On the night it happened, it was cold and wet, the streets empty. Ray had drunk some vodka, but I didn’t need it. I was so revved-up, so up for it I could have done anything, taken on the whole world.
O’Connor opened up, his expression quickly changing as my bat got him straight in the face. He staggered backwards as I battered him down the hall. He tumbled into the living room, Ray joining in now, O’Connor trying to grab him, clinging onto Ray’s jacket but I beat him back down and he toppled onto a low glass table, the bats raining in, Pat out for the count now, not moving a muscle, Ray saying come on let’s move, but I kept laying into him, wouldn’t leave it, FUCKING HELL, ENOUGH, LET’S GO, Ray tearing me off and the two of us running.
The next afternoon we heard that O’Connor was dead. He’d been murdered in his flat and only discovered in the morning. The news was everywhere.
Several of his friends were quickly arrested, but all were released without charge. I got rid of the baseball bats and we burned our clothes. If they came for us we’d say nothing.
A few days later, the police pulled us in. We denied all charges and gave no-comment interviews.

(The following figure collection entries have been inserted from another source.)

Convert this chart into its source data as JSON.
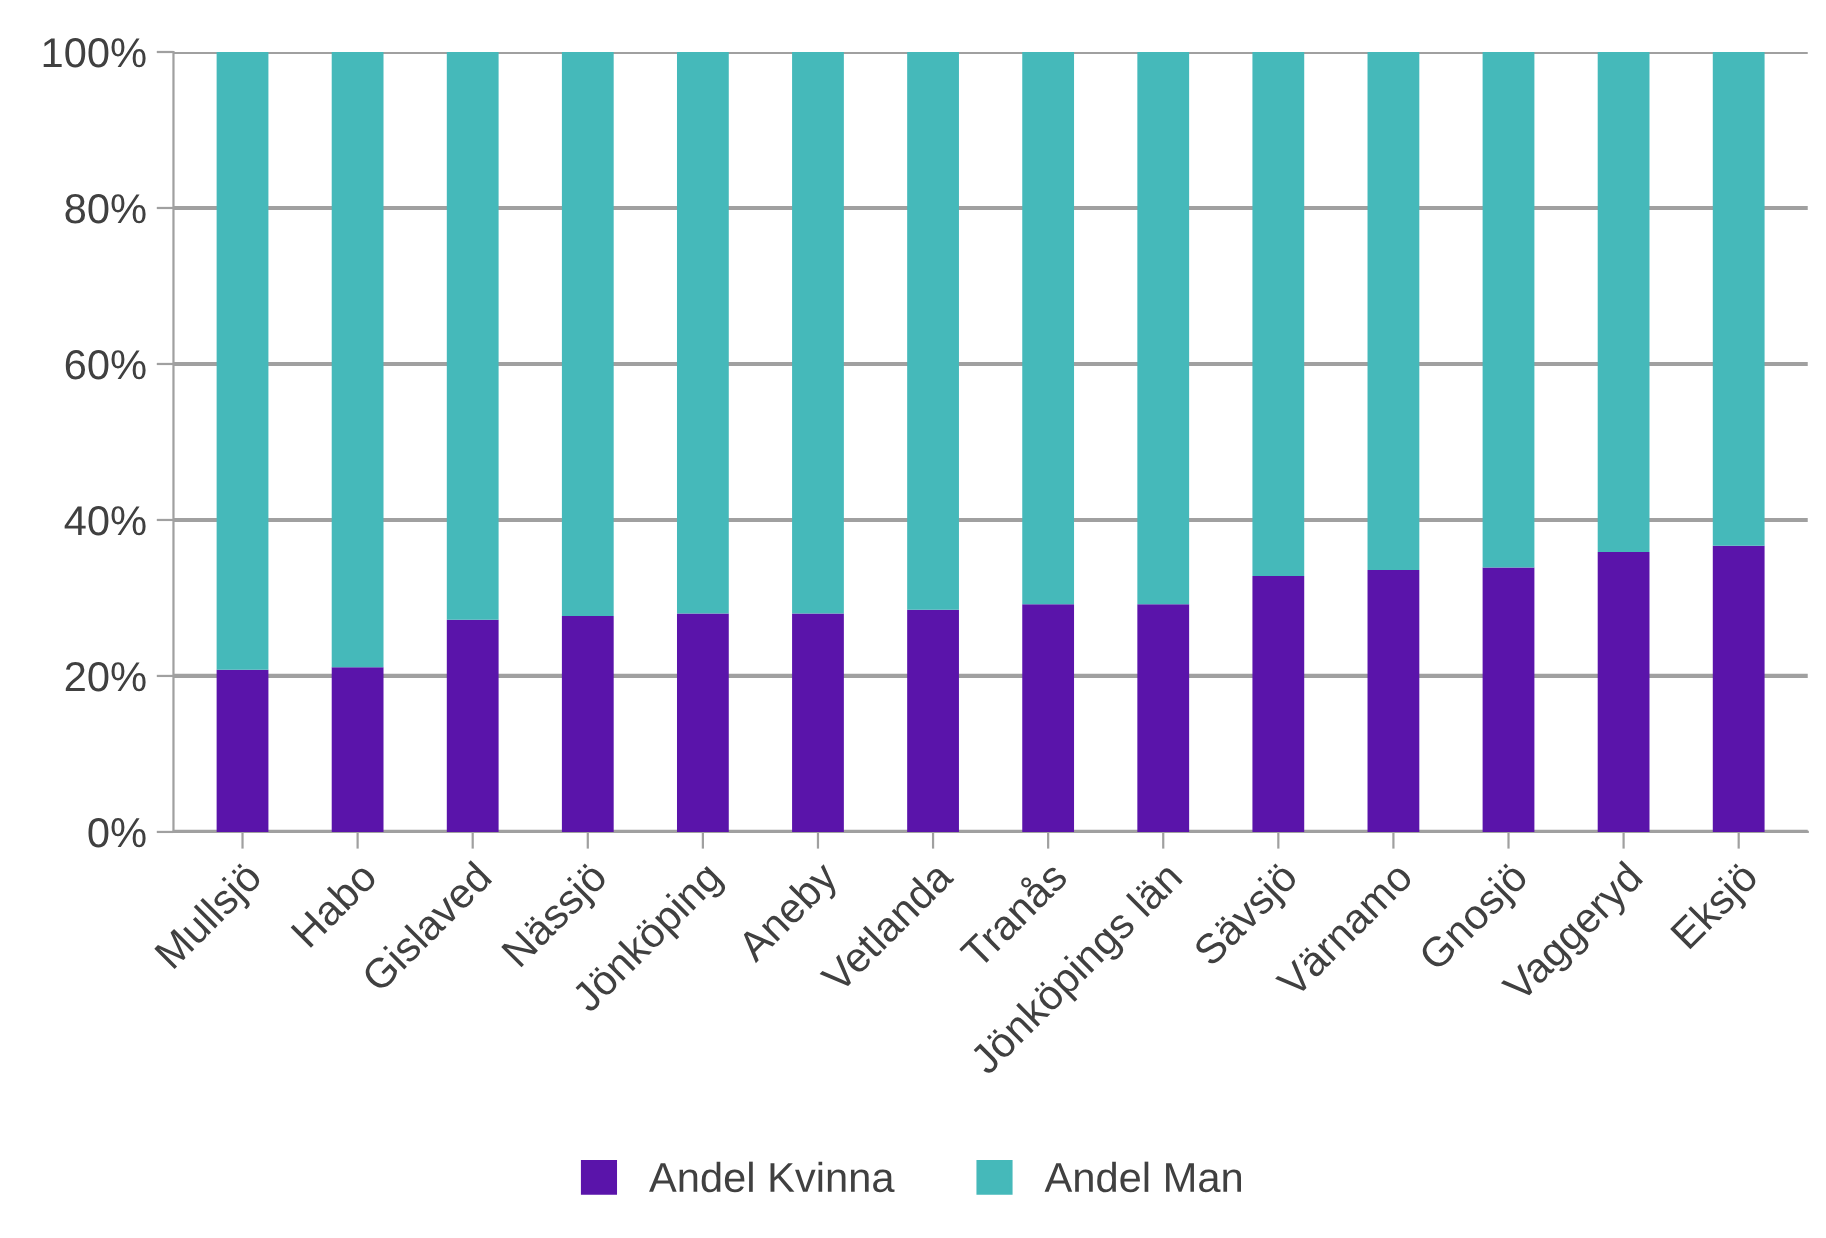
{
  "chart_data": {
    "type": "bar",
    "stacked": true,
    "categories": [
      "Mullsjö",
      "Habo",
      "Gislaved",
      "Nässjö",
      "Jönköping",
      "Aneby",
      "Vetlanda",
      "Tranås",
      "Jönköpings län",
      "Sävsjö",
      "Värnamo",
      "Gnosjö",
      "Vaggeryd",
      "Eksjö"
    ],
    "series": [
      {
        "name": "Andel Kvinna",
        "color": "#5a14aa",
        "values": [
          20.8,
          21.1,
          27.2,
          27.7,
          28.0,
          28.0,
          28.5,
          29.2,
          29.2,
          32.8,
          33.6,
          33.9,
          35.9,
          36.7
        ]
      },
      {
        "name": "Andel Man",
        "color": "#45b9ba",
        "values": [
          79.2,
          78.9,
          72.8,
          72.3,
          72.0,
          72.0,
          71.5,
          70.8,
          70.8,
          67.2,
          66.4,
          66.1,
          64.1,
          63.3
        ]
      }
    ],
    "ylim": [
      0,
      100
    ],
    "yticks": [
      {
        "value": 0,
        "label": "0%"
      },
      {
        "value": 20,
        "label": "20%"
      },
      {
        "value": 40,
        "label": "40%"
      },
      {
        "value": 60,
        "label": "60%"
      },
      {
        "value": 80,
        "label": "80%"
      },
      {
        "value": 100,
        "label": "100%"
      }
    ],
    "grid": "y",
    "legend": "bottom"
  }
}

Months later, at the trial, it emerged there were enemies and grudges against Pat O’Connor everywhere. People who had wanted to kill him, and people who had even attempted to kill him before. He’d already been stabbed twice and clearly lived in a world of drugs and ripping people off, so we both should have stood a chance. But that’s not how it worked out. At least not for Ray.
During the attack, a cigarette lighter had fallen from Ray’s pocket. Excuses that Pat had stolen it from him didn’t wash. Then, finally, his alibi fell through. Fighting on would have only landed him a longer sentence. He changed his plea to guilty.
But I had a chance and I took it. Why put my hand up for something I could get away with? I took it all the way. Nothing could pin me there, nothing concrete anyway, not unless Ray spoke out, and he didn’t, he kept quiet.
So best friend or not – my brief urged the jury – there simply isn’t a shred of evidence to suggest that Michael Barrett was at the scene of the attack, or played any part in the killing of Patrick O’Connor whatsoever. Therefore I urge you to find him not guilty.
I walked. I was lucky. I carried on living and everything went well for me. But Ray got a twelve year sentence for manslaughter, with no chance of parole for at least six and a half years.
Ray took the brunt. And when his time came, he was spat out into a world that had nothing to offer him any more, a world that had moved on without him. And he spiralled downwards, all the traps laid out. Drink, drugs, depression. Just the four walls of a room above a shop on Hornsey Road where he ended his days hanging from a cable, undiscovered for two days until his sister’s boyfriend forced the door, his sister’s screams filling the building and her boyfriend having to restrain her.
Ray left no note, no words, only the most devastating statement of all.
And it was all my fault.
In the morning I got up quietly, letting Nicola sleep on.
In the bathroom mirror, the face staring back at me looked shattered.
I splashed with cold water, slapping away the sickness until my skin felt numb.
Then, finally, I pulled myself together and set about getting ready for the funeral.